Cristina se despide de todos a las tres y cuarto de la mañana. No quiso irse temprano con los «normales» pero tampoco quiere quedarse hasta la madrugada con los enfiestados. La puerta del antro se abre para que salga y se cierra detrás de ella dejándola prácticamente como única transeúnte en las calles de la trasnochada colonia Juárez.
Emprende camino hacia su coche ubicado a escasa cuadra y media del lugar. Su falda, blusa, cartera y zapatos negros la convierten en una pequeña sombra que atraviesa la luz tenue de los postes.

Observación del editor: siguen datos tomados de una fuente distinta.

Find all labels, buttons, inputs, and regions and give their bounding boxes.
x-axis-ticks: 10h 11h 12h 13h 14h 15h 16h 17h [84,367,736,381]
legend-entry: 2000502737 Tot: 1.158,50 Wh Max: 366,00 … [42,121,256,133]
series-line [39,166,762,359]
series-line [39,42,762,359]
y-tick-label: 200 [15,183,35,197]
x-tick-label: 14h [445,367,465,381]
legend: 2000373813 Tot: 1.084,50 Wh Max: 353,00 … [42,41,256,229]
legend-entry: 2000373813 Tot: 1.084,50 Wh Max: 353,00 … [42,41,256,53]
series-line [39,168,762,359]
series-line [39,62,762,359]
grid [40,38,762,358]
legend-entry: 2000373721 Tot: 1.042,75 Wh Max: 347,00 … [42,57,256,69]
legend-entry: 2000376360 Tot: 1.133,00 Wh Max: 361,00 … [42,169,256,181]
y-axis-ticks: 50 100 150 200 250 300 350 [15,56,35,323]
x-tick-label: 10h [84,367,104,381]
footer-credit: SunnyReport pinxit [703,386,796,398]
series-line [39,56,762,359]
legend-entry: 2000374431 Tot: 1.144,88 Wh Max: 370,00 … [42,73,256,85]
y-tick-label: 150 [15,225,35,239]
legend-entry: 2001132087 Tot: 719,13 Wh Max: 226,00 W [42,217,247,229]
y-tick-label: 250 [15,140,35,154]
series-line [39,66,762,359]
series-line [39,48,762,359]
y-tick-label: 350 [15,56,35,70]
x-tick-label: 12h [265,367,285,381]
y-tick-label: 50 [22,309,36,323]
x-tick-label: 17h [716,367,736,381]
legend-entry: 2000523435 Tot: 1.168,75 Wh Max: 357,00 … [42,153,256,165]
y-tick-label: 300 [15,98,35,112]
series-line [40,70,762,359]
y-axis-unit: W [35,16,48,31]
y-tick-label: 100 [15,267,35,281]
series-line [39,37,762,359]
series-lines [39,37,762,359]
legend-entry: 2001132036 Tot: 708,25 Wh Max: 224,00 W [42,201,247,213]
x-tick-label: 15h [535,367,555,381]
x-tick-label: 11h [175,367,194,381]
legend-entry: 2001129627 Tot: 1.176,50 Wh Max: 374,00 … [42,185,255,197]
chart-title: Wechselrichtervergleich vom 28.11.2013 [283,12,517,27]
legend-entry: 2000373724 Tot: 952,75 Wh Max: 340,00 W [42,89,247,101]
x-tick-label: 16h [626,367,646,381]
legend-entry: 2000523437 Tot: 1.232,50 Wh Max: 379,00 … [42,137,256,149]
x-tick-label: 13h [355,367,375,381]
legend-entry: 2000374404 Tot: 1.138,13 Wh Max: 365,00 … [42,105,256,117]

A media cuadra nota a un par de hombres fumando y conversando recostados contra la pared, en la esquina de la acera contraria. Se detiene un momento; piensa y no piensa, analiza en tiempo real la vestimenta, la actitud, los ojos y empieza a considerar, con tres cocteles encima, las posibles consecuencias.
La risa de uno de los personajes la pone de nuevo en marcha. Decide continuar con mayor velocidad y con mayor sigilo. Llegando a la esquina empieza a buscar en su bolso las llaves del coche para tenerlas listas. Al sacarlas arrastra con ellas la cajetilla de cigarros. El ruido de sus Delicados al caer, seco y grave, dilata su corazón al doble. Cristina no considera siquiera recogerlos y prosigue sin detenerse.
En la acera de enfrente los hombres callan y, con el olor de Cristina alcanzando sus fosas nasales, se miran en silencio.
—¡Eh, señorita! –grita uno despegándose de la pared.